Gangnam King Galbi
Gangnam is a city in South Korea about 20 miles south of Seoul, where “wang” means “king” in Korean and “galbi” means short ribs. A brief introduction to the process of how Korean-style galbi was born is as follows.
During the Goryeo Dynasty, Goryeo banned cattle slaughter. King Jungjo believed that cattle were a very important part of agriculture (agriculture). During the same period, the Joseon Dynasty was building a castle in Gangnam (Gangnam-gu). The king employed thousands of workers to complete the fortress in record time. Because the king had to feed and feed his workers well, slaughtering cattle was only allowed in Seoul. Thus, Gangnam became the largest small market in Korea until 1940.

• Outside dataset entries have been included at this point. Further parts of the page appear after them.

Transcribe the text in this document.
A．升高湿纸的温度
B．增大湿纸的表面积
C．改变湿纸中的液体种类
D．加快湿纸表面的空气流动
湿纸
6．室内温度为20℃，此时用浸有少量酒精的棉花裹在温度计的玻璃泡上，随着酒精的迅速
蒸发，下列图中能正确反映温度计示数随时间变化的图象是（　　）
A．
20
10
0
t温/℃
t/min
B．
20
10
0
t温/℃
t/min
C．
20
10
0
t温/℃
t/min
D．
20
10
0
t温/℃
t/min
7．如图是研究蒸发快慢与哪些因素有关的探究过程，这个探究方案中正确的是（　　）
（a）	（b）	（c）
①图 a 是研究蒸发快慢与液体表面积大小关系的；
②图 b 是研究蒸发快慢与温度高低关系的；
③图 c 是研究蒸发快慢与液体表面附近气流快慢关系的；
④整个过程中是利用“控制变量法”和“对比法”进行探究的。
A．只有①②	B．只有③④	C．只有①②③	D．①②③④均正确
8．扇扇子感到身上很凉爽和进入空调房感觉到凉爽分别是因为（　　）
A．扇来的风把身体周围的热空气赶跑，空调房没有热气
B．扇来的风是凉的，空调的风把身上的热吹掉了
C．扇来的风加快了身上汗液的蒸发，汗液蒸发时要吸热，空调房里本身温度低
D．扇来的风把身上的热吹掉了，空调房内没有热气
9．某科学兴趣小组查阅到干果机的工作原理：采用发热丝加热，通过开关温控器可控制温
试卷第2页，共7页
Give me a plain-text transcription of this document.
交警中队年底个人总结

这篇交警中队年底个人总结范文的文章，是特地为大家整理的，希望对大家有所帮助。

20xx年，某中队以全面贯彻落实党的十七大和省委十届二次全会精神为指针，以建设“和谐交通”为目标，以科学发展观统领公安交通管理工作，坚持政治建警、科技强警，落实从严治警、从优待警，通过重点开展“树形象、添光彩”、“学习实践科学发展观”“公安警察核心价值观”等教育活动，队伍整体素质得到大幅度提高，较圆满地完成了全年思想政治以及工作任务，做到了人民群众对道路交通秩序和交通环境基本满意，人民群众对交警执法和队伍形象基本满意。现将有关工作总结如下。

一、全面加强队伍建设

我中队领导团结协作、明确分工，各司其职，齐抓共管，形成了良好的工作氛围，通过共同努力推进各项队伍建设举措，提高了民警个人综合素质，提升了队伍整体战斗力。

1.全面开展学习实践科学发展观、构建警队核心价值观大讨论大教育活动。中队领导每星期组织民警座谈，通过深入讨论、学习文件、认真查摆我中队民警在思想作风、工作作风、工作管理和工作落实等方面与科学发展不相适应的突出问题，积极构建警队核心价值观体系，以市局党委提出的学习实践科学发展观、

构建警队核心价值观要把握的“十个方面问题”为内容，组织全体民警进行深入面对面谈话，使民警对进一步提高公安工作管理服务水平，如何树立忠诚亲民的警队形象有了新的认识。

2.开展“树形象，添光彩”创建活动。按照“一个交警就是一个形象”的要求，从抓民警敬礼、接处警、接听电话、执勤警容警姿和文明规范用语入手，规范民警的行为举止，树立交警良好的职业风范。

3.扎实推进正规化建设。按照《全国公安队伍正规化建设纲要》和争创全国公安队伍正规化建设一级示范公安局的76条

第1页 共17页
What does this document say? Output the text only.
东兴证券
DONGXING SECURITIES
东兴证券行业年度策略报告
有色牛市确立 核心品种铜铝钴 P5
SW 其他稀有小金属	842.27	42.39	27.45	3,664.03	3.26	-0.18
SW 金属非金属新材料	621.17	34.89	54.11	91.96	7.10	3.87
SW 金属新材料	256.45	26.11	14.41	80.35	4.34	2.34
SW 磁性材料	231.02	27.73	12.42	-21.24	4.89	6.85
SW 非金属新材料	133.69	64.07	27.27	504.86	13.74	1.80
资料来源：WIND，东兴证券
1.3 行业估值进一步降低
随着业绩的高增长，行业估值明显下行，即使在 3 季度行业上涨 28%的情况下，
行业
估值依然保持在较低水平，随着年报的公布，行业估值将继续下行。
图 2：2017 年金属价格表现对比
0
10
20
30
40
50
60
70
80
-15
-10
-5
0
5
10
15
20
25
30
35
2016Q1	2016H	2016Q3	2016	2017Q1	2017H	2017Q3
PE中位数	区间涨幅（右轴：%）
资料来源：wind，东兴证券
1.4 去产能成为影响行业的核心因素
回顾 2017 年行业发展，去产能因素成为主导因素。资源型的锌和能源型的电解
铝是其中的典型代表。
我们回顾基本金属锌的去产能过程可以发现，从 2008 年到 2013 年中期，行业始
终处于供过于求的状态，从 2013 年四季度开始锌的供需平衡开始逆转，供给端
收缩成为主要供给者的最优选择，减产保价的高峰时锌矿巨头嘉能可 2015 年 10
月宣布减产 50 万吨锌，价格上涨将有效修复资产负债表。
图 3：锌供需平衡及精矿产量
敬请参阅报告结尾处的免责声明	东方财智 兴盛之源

In the 1800s, a restaurant in Gangnam (Gangnamok) served Wanggalbitang at a place famous for Yukgaejang (Yukgaejang). One customer said, “The soup is very good for this galbi. It should be grilled over charcoal.” After trial and error, the restaurant owner finally succeeded in making the recipe in 1956.
Now known as Gangnam King Galbi! Birth of Korean BBQ Galbi!
Nowadays, almost every Korean barbecue restaurant marinates ribs in soy sauce. Here at Gangnam Barbecue, we pride ourselves on flavoring beef ribs with a traditional dry rub. Original Gangnam king ribs seasoning. The freshest meat is used, and the seasoning does not match the original taste of the meat, but adds umami. We do not marinate the meat overnight or a few days in advance, we season it every hour.
Bespeak. Yes, there is soy-based barbecue meat. But try the Gangnam Wanggalbi and Jumul Look, served with dry rub seasoning. You won’t regret it!